Aadiram’s Ranathantra may appear to be a horror-thriller but at the heart of it is an elaborate sermon on Indian culture and how women must behave. “The hand that should be used to make a beautiful rangoli now holds a cigarette,” rues a young man during the climax of the film as he speaks about how modern, ‘software women’ drink, smoke and behave like men. This is not our culture, he says.
The story is about the man, an LIC agent, who sets out to kill five young women who ragged him, forced him to drink alcohol and smoke a cigarette when he went to their house to get them to sign up for an insurance policy. We are told that he was in dire need of money to pay for his dying mother’s hospital treatment.
Things go horribly wrong, and he slips and hurts his head in a drunken state. Assuming that he was dead and hoping to cover their tracks, the women dump him in a suitcase and throw it from a cliff. But the man, who was merely unconscious, wakes up and plots revenge. He tracks down the women and kills them one by one.
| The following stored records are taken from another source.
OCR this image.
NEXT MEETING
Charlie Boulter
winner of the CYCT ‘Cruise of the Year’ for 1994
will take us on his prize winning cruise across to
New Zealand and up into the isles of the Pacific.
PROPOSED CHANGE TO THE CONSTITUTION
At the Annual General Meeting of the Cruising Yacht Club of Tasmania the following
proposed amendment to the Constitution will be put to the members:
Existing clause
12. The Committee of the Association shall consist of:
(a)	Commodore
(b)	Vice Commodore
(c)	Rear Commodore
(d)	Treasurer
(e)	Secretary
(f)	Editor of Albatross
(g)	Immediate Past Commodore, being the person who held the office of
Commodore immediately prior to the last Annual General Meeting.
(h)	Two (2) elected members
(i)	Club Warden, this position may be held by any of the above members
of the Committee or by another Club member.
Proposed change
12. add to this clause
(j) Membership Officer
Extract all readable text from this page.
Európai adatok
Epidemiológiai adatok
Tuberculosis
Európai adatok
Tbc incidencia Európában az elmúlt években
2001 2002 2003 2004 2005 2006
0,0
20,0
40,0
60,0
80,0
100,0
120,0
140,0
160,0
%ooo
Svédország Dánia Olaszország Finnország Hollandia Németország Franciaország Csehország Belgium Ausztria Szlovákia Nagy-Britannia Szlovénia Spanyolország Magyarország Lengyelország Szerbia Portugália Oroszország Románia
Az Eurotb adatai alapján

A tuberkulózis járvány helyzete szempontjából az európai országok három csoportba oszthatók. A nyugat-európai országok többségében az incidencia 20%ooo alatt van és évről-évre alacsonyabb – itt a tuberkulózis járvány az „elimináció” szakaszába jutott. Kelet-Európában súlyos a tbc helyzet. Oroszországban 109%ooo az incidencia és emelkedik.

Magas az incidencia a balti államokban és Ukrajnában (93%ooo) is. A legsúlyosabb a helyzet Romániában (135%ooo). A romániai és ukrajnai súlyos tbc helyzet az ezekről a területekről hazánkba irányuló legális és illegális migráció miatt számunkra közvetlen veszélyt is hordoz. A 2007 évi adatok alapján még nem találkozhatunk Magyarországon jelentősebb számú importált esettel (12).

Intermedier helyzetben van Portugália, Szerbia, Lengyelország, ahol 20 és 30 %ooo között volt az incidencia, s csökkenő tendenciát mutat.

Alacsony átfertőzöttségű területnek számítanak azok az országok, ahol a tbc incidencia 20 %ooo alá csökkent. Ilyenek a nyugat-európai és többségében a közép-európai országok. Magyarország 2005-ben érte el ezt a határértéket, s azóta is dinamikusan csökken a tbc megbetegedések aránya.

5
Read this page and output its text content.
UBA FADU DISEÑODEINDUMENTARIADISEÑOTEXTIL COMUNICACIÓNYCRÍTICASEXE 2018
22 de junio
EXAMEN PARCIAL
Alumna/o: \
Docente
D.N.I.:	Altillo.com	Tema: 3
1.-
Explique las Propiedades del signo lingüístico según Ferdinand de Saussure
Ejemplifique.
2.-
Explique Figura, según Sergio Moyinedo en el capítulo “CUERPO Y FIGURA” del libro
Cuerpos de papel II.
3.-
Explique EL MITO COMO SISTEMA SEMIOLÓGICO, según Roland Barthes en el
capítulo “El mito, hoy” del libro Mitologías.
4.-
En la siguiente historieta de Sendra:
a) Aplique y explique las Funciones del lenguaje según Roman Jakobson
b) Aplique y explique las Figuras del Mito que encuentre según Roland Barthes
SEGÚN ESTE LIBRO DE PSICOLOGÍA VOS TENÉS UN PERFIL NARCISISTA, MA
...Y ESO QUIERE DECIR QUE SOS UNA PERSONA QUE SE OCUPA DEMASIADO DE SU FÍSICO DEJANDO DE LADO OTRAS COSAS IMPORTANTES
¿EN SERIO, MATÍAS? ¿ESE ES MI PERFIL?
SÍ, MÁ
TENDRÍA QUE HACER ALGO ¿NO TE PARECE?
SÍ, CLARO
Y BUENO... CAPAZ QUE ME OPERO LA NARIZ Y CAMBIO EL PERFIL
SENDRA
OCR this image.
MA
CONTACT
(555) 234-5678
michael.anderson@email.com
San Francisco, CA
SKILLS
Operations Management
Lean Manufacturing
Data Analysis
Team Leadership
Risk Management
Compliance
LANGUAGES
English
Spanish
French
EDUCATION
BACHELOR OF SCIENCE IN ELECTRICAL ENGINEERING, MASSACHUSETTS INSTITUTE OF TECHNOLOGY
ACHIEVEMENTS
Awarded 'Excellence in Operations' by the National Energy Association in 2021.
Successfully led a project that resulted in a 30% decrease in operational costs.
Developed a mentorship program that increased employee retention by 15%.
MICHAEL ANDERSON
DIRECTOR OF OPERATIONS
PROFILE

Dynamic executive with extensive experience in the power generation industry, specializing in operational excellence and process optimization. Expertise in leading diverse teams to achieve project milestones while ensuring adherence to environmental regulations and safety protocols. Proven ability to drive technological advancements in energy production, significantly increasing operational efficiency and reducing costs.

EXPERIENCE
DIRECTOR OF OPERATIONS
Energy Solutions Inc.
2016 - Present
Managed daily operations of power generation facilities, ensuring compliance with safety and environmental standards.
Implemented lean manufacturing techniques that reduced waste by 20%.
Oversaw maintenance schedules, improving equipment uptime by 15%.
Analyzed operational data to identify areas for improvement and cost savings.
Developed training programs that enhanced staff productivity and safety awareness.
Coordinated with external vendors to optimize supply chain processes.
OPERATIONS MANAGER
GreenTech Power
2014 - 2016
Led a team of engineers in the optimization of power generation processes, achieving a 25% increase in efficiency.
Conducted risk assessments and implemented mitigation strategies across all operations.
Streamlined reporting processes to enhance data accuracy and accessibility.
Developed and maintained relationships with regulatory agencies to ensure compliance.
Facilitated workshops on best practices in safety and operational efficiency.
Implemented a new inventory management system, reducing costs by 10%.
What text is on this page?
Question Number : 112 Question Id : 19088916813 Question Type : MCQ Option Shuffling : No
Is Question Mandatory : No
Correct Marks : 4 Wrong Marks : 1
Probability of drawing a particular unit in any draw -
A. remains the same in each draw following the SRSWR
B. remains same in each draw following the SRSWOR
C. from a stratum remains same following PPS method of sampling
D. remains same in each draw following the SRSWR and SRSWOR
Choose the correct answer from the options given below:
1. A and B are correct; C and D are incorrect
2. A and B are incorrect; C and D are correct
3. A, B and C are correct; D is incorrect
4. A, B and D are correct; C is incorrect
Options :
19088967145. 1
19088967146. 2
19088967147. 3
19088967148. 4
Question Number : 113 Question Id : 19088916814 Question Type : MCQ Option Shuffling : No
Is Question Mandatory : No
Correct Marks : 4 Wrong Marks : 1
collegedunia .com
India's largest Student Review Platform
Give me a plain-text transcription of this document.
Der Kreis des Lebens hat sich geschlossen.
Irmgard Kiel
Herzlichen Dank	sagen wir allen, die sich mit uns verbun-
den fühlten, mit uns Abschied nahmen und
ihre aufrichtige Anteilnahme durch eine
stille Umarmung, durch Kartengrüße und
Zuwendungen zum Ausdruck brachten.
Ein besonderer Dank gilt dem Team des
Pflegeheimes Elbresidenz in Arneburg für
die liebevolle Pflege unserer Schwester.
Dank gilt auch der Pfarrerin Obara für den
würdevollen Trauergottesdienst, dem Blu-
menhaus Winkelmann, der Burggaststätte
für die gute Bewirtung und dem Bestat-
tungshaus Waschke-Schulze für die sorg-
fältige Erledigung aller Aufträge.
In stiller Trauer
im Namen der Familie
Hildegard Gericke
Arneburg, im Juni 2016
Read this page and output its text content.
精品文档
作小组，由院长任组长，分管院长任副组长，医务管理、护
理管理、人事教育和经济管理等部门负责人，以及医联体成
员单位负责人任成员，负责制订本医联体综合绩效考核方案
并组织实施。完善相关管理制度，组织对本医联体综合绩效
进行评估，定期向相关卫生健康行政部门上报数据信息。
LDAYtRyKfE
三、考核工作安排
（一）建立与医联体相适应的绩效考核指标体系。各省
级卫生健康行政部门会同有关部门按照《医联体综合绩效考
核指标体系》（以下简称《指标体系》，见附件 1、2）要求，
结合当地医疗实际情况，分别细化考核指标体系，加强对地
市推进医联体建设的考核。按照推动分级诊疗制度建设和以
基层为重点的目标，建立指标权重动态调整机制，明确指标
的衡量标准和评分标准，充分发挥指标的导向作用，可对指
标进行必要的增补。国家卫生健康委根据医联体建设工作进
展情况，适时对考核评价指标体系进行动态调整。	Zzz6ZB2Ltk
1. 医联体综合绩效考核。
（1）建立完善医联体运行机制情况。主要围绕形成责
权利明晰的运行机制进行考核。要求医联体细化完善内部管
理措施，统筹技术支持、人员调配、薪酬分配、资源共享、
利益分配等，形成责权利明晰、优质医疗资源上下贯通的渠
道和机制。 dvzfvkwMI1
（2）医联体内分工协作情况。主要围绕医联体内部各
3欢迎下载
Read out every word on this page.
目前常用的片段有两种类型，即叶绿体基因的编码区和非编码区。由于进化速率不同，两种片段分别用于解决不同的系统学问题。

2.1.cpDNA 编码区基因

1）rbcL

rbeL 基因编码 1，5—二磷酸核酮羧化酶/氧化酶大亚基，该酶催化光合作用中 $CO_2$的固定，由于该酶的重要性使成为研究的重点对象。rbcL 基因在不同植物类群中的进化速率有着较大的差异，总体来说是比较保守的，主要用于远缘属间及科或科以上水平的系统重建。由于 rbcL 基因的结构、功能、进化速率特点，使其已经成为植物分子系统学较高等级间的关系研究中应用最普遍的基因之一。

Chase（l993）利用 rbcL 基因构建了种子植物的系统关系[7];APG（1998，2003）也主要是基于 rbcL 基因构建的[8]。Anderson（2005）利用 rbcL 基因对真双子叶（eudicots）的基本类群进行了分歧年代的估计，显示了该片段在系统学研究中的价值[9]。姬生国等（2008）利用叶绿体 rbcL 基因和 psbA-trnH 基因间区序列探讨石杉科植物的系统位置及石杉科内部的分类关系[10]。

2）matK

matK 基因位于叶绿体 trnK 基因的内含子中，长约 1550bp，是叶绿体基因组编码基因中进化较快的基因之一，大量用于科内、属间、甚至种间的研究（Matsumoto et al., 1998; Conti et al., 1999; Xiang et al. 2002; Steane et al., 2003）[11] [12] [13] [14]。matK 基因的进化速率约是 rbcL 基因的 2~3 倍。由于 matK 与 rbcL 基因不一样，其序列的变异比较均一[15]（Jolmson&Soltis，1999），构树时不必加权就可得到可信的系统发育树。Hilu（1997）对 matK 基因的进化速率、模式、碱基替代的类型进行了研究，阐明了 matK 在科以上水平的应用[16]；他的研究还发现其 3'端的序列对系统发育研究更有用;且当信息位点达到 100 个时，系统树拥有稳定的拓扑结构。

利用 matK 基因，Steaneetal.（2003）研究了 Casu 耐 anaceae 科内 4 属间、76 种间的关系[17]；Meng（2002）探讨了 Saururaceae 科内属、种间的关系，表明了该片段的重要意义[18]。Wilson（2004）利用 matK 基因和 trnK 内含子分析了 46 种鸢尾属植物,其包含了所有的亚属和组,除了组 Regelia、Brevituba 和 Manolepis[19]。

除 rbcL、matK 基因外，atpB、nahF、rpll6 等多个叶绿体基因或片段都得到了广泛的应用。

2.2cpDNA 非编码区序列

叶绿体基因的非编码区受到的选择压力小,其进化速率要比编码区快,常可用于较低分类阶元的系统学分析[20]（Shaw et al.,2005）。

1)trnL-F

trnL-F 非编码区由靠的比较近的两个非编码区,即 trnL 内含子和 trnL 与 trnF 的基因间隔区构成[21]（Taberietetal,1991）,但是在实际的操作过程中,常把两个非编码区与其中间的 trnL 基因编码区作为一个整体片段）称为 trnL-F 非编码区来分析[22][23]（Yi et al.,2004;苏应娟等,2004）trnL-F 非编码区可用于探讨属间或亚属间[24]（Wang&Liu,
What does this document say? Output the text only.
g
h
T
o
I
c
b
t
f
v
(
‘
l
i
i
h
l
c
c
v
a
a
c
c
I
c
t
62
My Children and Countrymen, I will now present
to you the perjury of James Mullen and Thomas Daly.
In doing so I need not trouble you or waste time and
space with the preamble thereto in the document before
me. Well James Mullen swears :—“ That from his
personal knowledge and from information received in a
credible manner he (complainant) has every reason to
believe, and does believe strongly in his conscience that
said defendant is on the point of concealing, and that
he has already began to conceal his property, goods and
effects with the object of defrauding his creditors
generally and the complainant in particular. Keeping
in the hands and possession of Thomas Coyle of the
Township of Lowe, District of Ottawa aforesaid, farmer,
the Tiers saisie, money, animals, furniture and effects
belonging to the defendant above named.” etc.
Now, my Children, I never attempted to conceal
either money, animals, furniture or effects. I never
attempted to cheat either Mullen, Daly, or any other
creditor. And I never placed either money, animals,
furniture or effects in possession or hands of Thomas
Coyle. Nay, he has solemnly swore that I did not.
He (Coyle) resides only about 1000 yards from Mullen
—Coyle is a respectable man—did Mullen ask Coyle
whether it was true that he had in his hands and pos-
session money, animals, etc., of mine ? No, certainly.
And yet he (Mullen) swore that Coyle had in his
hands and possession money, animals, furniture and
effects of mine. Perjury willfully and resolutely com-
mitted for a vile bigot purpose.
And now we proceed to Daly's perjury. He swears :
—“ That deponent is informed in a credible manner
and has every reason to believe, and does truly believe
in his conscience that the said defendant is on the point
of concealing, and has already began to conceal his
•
Instead of citing the attempt to murder and harassment as his reasons for revenge, in his elaborate lecture at the end he says women have turned into “culture criminals” wielding glasses of alcohol and cigarettes in their hand, and this is why, men like him will return and kill them. The film ends on this note and a grand song on Indian culture plays as the credits roll.
Up until the climax, the plot is littered with suggestions that this is a tale of ghosts and spirits, a deliberate ploy of the film-maker to mislead the audience in order to induce awe and shock at the time of the climax. But the real horror story was in the sermon delivered at the end.
One could talk at length about the ill-timed songs and the unnecessary item number, but those are just elements added for a ‘populist appeal’, as they say. On top of this, the mediocre performances by Vijay Raghavendra and Haripriya make the film a tedious watch.